14.Bölüm

2.7K 203 130
                                    

Önceki bölümü atlamayın lütfen...

Giray uyandığında, gözlerini kamaştıran güneş yüzünden, tekrar kapattı gözlerini. Nerede olduğunu bilmiyordu. Ense kökünde müthiş bir ağrı vardı. Hareket etmeye çalıştı ama elleri ve ayakları uyuşmuş gibiydi. Gözlerini güçlükle açtı ve nerede olduğunu anlamaya çalıştı. Etrafa baktığında, samanlıkta olduğunu farketti.

Tahta kulübenin tahtaları arasından sızan güneş ışıkları, biraz olsun uyanmasını sağlamıştı. Geceden beri buradaydı. Dayısının neler yapabileceğini tahmin etse de, kurtulmak da istiyordu. Hamileydi. Bir bebeği olacaktı. Aklında sadece iki kişi vardı.

Bebeği ve sevgilisi Cihan...

Düşünceler içindeyken, kapı gürültüyle açılınca, kapıya baktı.

"İbnemiz uyanmış." dedi Haşim, alayla. Giray, Haşim'in sözlerinden sonra, akşam olanları hatırladı.

"İbne olmak, senin gibi şerefsiz olmaktan iyidir." dedi Giray, halsizce. Haşim, sinirle eğildi Giray'a doğru ve yakasından tuttu.

"Gebereceksin. Hâlâ konuşuyorsun. Neyine, kime güveniyorsun?" dedi öfkeli bir sesle. Giray, halsizdi ama karnındaki bebeği düşünerek güçlü kalmaya çalışıyordu.

"Allah'a." dedi kesin bir sesle. Doğru diyordu. Allah'dan başka kim vardı ki şu an yanında?

...

Cihan, Yunus ve Azat, köydeki eve gelmişler, fakat bulamamışlardı Giray'ı. Cihan, köydeki evin önündeki tahta sandalyeyi alıp yere attı öfkeli bir şekilde.

"Nerede bu pislik herif?! Giray tehlikede. Bebeğim tehlikede." dedi endişeli bir sesle. Cihan, Giray'ın hamile olduğu gerçeğini sindirmiş, bebeğine de sahip çıkmaya hazırdı.

"Polisi mi arasak Yunus oğlum?" dedi Giray'ın annesi. Azat, anında müdahil oldu.

"Eğer polisi ararsak, Haşim geri dönülemez bir şey yapabilir, panikle. Bence biz bulalım önce. Gerisini polise bırakırız." dedi.
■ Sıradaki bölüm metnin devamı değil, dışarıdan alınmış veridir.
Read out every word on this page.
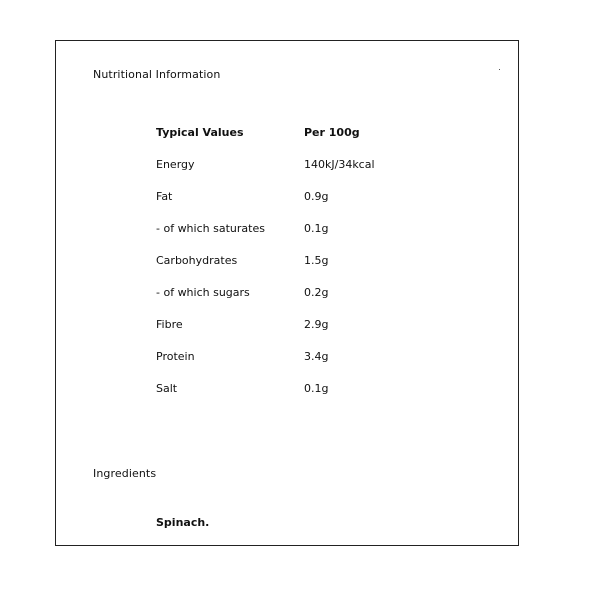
Nutritional Information
Typical Values	Per 100g
Energy	140kJ/34kcal
Fat	0.9g
- of which saturates	0.1g
Carbohydrates	1.5g
- of which sugars	0.2g
Fibre	2.9g
Protein	3.4g
Salt	0.1g
Ingredients
Spinach.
"Bence de. O pislik herif polisi görse panikle daha çok zarar verebilir Giray'a." dedi ve polis fikrini sonraki plana attılar.

"Peki Giray nerede? Pislik herif nereye götürdü Giray'ı?" dedi Cihan ve Ceylan'a baktı. "Başka bir yer biliyor musun?" dedi ve herkes Ceylan'a bakmaya başladı. Ama cevap, farklı kişiden geldi.
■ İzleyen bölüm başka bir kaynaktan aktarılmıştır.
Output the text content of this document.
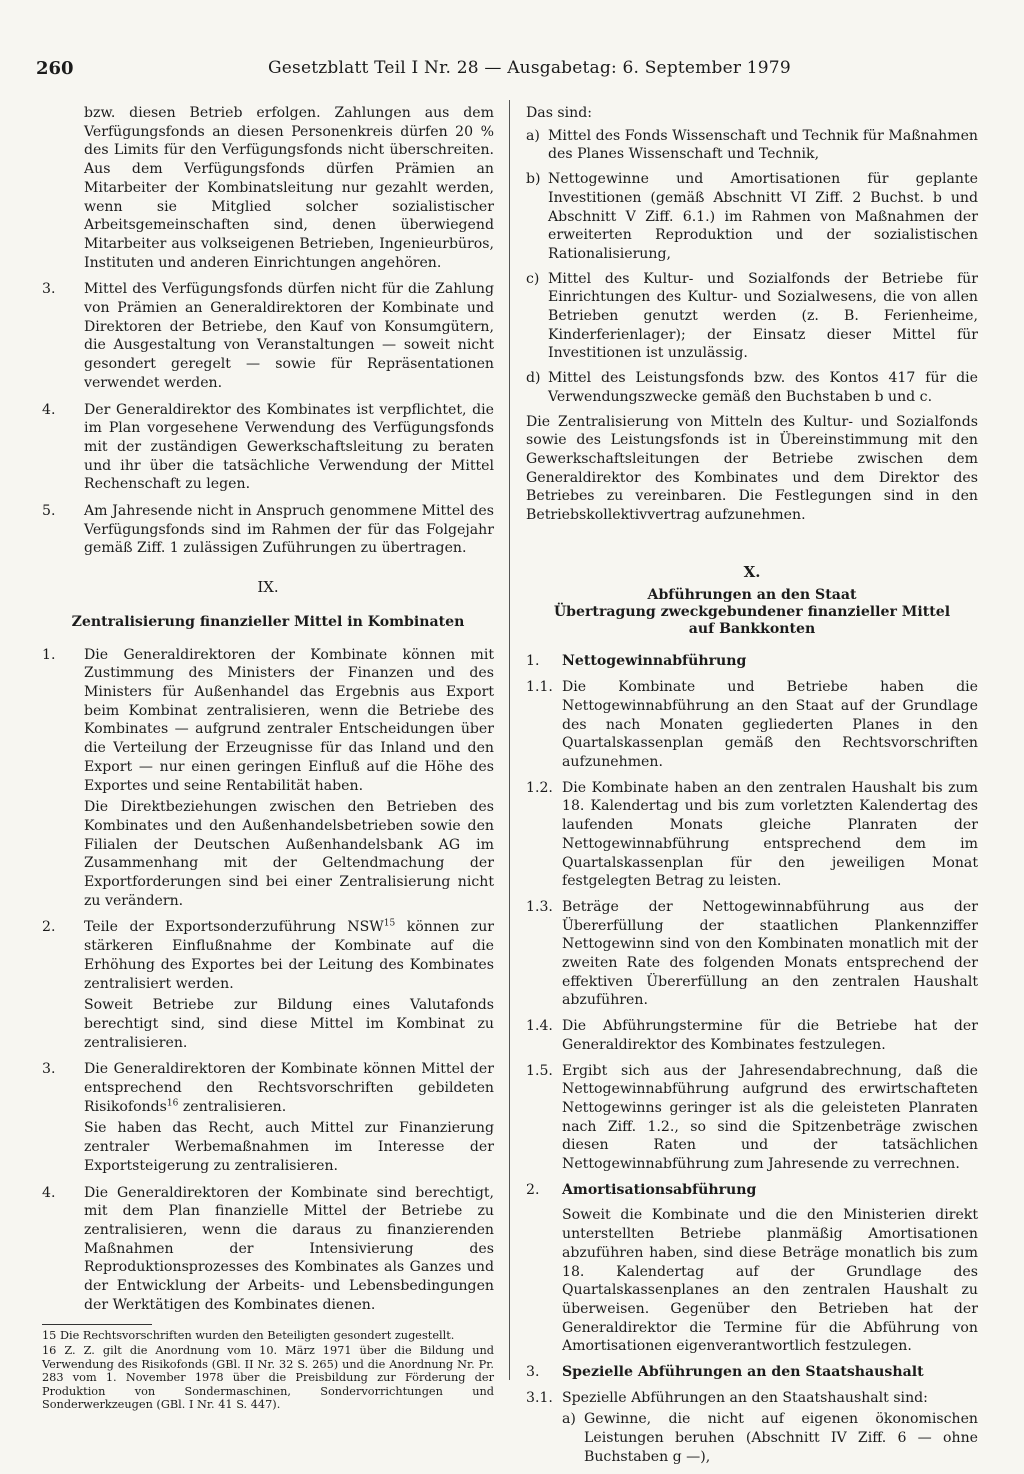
260	Gesetzblatt Teil I Nr. 28 — Ausgabetag: 6. September 1979
bzw. diesen Betrieb erfolgen. Zahlungen aus dem Verfügungsfonds an diesen Personenkreis dürfen 20 % des Limits für den Verfügungsfonds nicht überschreiten. Aus dem Verfügungsfonds dürfen Prämien an Mitarbeiter der Kombinatsleitung nur gezahlt werden, wenn sie Mitglied solcher sozialistischer Arbeitsgemeinschaften sind, denen überwiegend Mitarbeiter aus volkseigenen Betrieben, Ingenieurbüros, Instituten und anderen Einrichtungen angehören.
3.	Mittel des Verfügungsfonds dürfen nicht für die Zahlung von Prämien an Generaldirektoren der Kombinate und Direktoren der Betriebe, den Kauf von Konsumgütern, die Ausgestaltung von Veranstaltungen — soweit nicht gesondert geregelt — sowie für Repräsentationen verwendet werden.
4.	Der Generaldirektor des Kombinates ist verpflichtet, die im Plan vorgesehene Verwendung des Verfügungsfonds mit der zuständigen Gewerkschaftsleitung zu beraten und ihr über die tatsächliche Verwendung der Mittel Rechenschaft zu legen.
5.	Am Jahresende nicht in Anspruch genommene Mittel des Verfügungsfonds sind im Rahmen der für das Folgejahr gemäß Ziff. 1 zulässigen Zuführungen zu übertragen.
IX.
Zentralisierung finanzieller Mittel in Kombinaten
1.	Die Generaldirektoren der Kombinate können mit Zustimmung des Ministers der Finanzen und des Ministers für Außenhandel das Ergebnis aus Export beim Kombinat zentralisieren, wenn die Betriebe des Kombinates — aufgrund zentraler Entscheidungen über die Verteilung der Erzeugnisse für das Inland und den Export — nur einen geringen Einfluß auf die Höhe des Exportes und seine Rentabilität haben.
Die Direktbeziehungen zwischen den Betrieben des Kombinates und den Außenhandelsbetrieben sowie den Filialen der Deutschen Außenhandelsbank AG im Zusammenhang mit der Geltendmachung der Exportforderungen sind bei einer Zentralisierung nicht zu verändern.
2.	Teile der Exportsonderzuführung NSW$^{15}$ können zur stärkeren Einflußnahme der Kombinate auf die Erhöhung des Exportes bei der Leitung des Kombinates zentralisiert werden.
Soweit Betriebe zur Bildung eines Valutafonds berechtigt sind, sind diese Mittel im Kombinat zu zentralisieren.
3.	Die Generaldirektoren der Kombinate können Mittel der entsprechend den Rechtsvorschriften gebildeten Risikofonds$^{16}$ zentralisieren.
Sie haben das Recht, auch Mittel zur Finanzierung zentraler Werbemaßnahmen im Interesse der Exportsteigerung zu zentralisieren.
4.	Die Generaldirektoren der Kombinate sind berechtigt, mit dem Plan finanzielle Mittel der Betriebe zu zentralisieren, wenn die daraus zu finanzierenden Maßnahmen der Intensivierung des Reproduktionsprozesses des Kombinates als Ganzes und der Entwicklung der Arbeits- und Lebensbedingungen der Werktätigen des Kombinates dienen.
15 Die Rechtsvorschriften wurden den Beteiligten gesondert zugestellt.
16 Z. Z. gilt die Anordnung vom 10. März 1971 über die Bildung und Verwendung des Risikofonds (GBl. II Nr. 32 S. 265) und die Anordnung Nr. Pr. 283 vom 1. November 1978 über die Preisbildung zur Förderung der Produktion von Sondermaschinen, Sondervorrichtungen und Sonderwerkzeugen (GBl. I Nr. 41 S. 447).
Das sind:
a) Mittel des Fonds Wissenschaft und Technik für Maßnahmen des Planes Wissenschaft und Technik,
b) Nettogewinne und Amortisationen für geplante Investitionen (gemäß Abschnitt VI Ziff. 2 Buchst. b und Abschnitt V Ziff. 6.1.) im Rahmen von Maßnahmen der erweiterten Reproduktion und der sozialistischen Rationalisierung,
c) Mittel des Kultur- und Sozialfonds der Betriebe für Einrichtungen des Kultur- und Sozialwesens, die von allen Betrieben genutzt werden (z. B. Ferienheime, Kinderferienlager); der Einsatz dieser Mittel für Investitionen ist unzulässig.
d) Mittel des Leistungsfonds bzw. des Kontos 417 für die Verwendungszwecke gemäß den Buchstaben b und c.
Die Zentralisierung von Mitteln des Kultur- und Sozialfonds sowie des Leistungsfonds ist in Übereinstimmung mit den Gewerkschaftsleitungen der Betriebe zwischen dem Generaldirektor des Kombinates und dem Direktor des Betriebes zu vereinbaren. Die Festlegungen sind in den Betriebskollektivvertrag aufzunehmen.
X.
Abführungen an den Staat
Übertragung zweckgebundener finanzieller Mittel
auf Bankkonten
1.	Nettogewinnabführung
1.1. Die Kombinate und Betriebe haben die Nettogewinnabführung an den Staat auf der Grundlage des nach Monaten gegliederten Planes in den Quartalskassenplan gemäß den Rechtsvorschriften aufzunehmen.
1.2. Die Kombinate haben an den zentralen Haushalt bis zum 18. Kalendertag und bis zum vorletzten Kalendertag des laufenden Monats gleiche Planraten der Nettogewinnabführung entsprechend dem im Quartalskassenplan für den jeweiligen Monat festgelegten Betrag zu leisten.
1.3. Beträge der Nettogewinnabführung aus der Übererfüllung der staatlichen Plankennziffer Nettogewinn sind von den Kombinaten monatlich mit der zweiten Rate des folgenden Monats entsprechend der effektiven Übererfüllung an den zentralen Haushalt abzuführen.
1.4. Die Abführungstermine für die Betriebe hat der Generaldirektor des Kombinates festzulegen.
1.5. Ergibt sich aus der Jahresendabrechnung, daß die Nettogewinnabführung aufgrund des erwirtschafteten Nettogewinns geringer ist als die geleisteten Planraten nach Ziff. 1.2., so sind die Spitzenbeträge zwischen diesen Raten und der tatsächlichen Nettogewinnabführung zum Jahresende zu verrechnen.
2.	Amortisationsabführung
Soweit die Kombinate und die den Ministerien direkt unterstellten Betriebe planmäßig Amortisationen abzuführen haben, sind diese Beträge monatlich bis zum 18. Kalendertag auf der Grundlage des Quartalskassenplanes an den zentralen Haushalt zu überweisen. Gegenüber den Betrieben hat der Generaldirektor die Termine für die Abführung von Amortisationen eigenverantwortlich festzulegen.
3.	Spezielle Abführungen an den Staatshaushalt
3.1. Spezielle Abführungen an den Staatshaushalt sind:
a) Gewinne, die nicht auf eigenen ökonomischen Leistungen beruhen (Abschnitt IV Ziff. 6 — ohne Buchstaben g —),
"Bizim baba evinde de olabilirler. Orası daha uzak buraya. Belki bulunmasın diye oraya gitmiştir." dedi Giray'ın annesi ve anında yola çıktılar.

Giray'ın annesi ve Ceylan, Azat'ın arabasına bindiler. Cihan'la Yunus'da,  Azat'ın arabasını takip ediyordu.

Bir süre sonra, köydeki dede evine gelmişlerdi. Evin yakınlarında, Haşim'in arabası vardı. Ceylan ve Canan, Haşim'in arabasını tanımışlardı.

"Babamın arabası bu. Buradalar demek ki." dedi Ceylan heyecanla.

"Siz arabada durun yenge." dedi Azat Giray'ın annesine. "Ne çıkacağını bilmiyoruz. Tehlikeli olabilir." dedi ve Cihan'la Yunus'u da alarak, eve doğru yürüdü. Sessizce eve geldiler. Cihan, kulağını kapıya dayadı, ses duymak umuduyla. Ama içeriden çıt bile çıkmıyordu.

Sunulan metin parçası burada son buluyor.